S. Wei1, K. M. Mueck1, A. A. Radwan1, C. Wan1, C. E. Wade1, T. C. Ko1, S. G. Millas1, L. S. Kao1 1McGovern Medical School at UTHealth,Acute Care Surgery,Houston, TX, USA
Introduction: Complications during hospitalization for diverticulitis are difficult to classify using traditional tools such as the Clavien-Dindo system, since only 10% of patients require surgical intervention during the same admission. The Adapted Clavien-Dindo in Trauma (ACDiT) grading system is advantageous over the traditional Clavien-Dindo score because it is applicable to emergent surgeries and to patients managed non-operatively. We have shown that ACDiT is applicable to acute diverticulitis patients, and we aimed to identify factors associated with ACDiT ≥ grade 2 complications in acute diverticulitis patients managed medically or surgically. ACDiT score of 2 means the complication required pharmacologic treatment (not including antiemetics, antipyretics, analgesics, diuretics, and electrolytes) or unexpected blood transfusions, but did not require unplanned procedures or intensive care unit admission.
Methods: We performed a retrospective cohort study of patients hospitalized for acute diverticulitis admitted to surgery between 2011 – 2016 at a safety-net hospital. Baseline demographics and hospitalization data were collected. ACDiT scores were assigned; scores range from 0 to 5b, with 0 indicating no deviation from treatment plan and 5b indicating death despite active treatment. Univariate analysis was performed. Inverse probability weighted (IPW) propensity scores were assigned for surgical management, and IPW regression analysis was used to determine factors associated with ACDiT ≥ grade 2.
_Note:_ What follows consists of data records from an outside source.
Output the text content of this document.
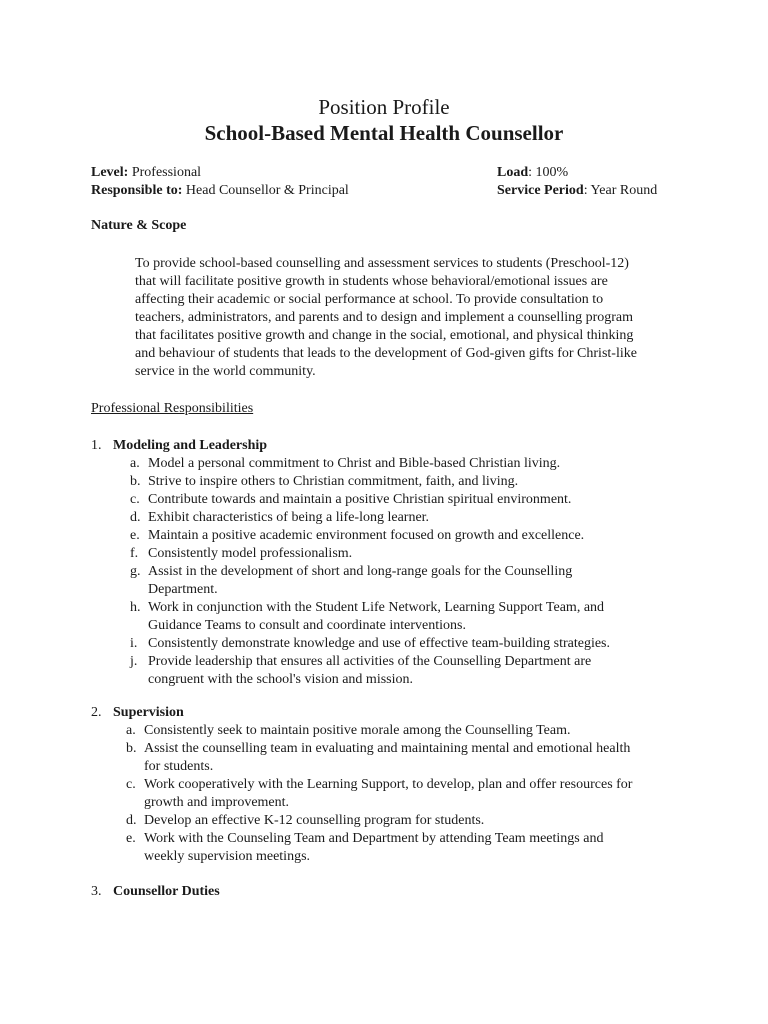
Position Profile
School-Based Mental Health Counsellor
Level: Professional
Responsible to: Head Counsellor & Principal
Load: 100%
Service Period: Year Round
Nature & Scope
To provide school-based counselling and assessment services to students (Preschool-12)
that will facilitate positive growth in students whose behavioral/emotional issues are
affecting their academic or social performance at school. To provide consultation to
teachers, administrators, and parents and to design and implement a counselling program
that facilitates positive growth and change in the social, emotional, and physical thinking
and behaviour of students that leads to the development of God-given gifts for Christ-like
service in the world community.
Professional Responsibilities
1. Modeling and Leadership
a. Model a personal commitment to Christ and Bible-based Christian living.
b. Strive to inspire others to Christian commitment, faith, and living.
c. Contribute towards and maintain a positive Christian spiritual environment.
d. Exhibit characteristics of being a life-long learner.
e. Maintain a positive academic environment focused on growth and excellence.
f. Consistently model professionalism.
g. Assist in the development of short and long-range goals for the Counselling
Department.
h. Work in conjunction with the Student Life Network, Learning Support Team, and
Guidance Teams to consult and coordinate interventions.
i. Consistently demonstrate knowledge and use of effective team-building strategies.
j. Provide leadership that ensures all activities of the Counselling Department are
congruent with the school's vision and mission.
2. Supervision
a. Consistently seek to maintain positive morale among the Counselling Team.
b. Assist the counselling team in evaluating and maintaining mental and emotional health
for students.
c. Work cooperatively with the Learning Support, to develop, plan and offer resources for
growth and improvement.
d. Develop an effective K-12 counselling program for students.
e. Work with the Counseling Team and Department by attending Team meetings and
weekly supervision meetings.
3. Counsellor Duties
Results: Of 260 patients, 177 (68%) were managed medically. There were no differences in age, sex, race, Charleston Co-morbidity Index (CCI), or intraabdominal drain placement based on management strategy. On multivariable analysis, percutaneous drainage was associated with higher odds of ACDiT ≥ grade 2 with medical and surgical management. Higher CCI increased the odds of ACDiT ≥ grade 2 with medical management, while open surgery increased the odds of ACDiT ≥ grade 2 with surgical management. On IPW propensity score analysis, Hinchey 3, percutaneous drainage, and surgical management had 11-, 9-, and 3-times higher odds of having a complication of ACDiT ≥ grade 2 (Table).
Conclusion: The ACDiT score can be used to grade complications in acute diverticulitis patients managed medically or surgically, and to identify factors contributing to worse outcomes regardless of management strategy. Factors associated with ACDiT ≥ grade 2 include Hinchey 3, percutaneous drainage, and surgical management. ACDiT should be considered as a tool that can be used to benchmark outcomes for acute diverticulitis and to compare the effectiveness of strategies addressing risk factors for complications.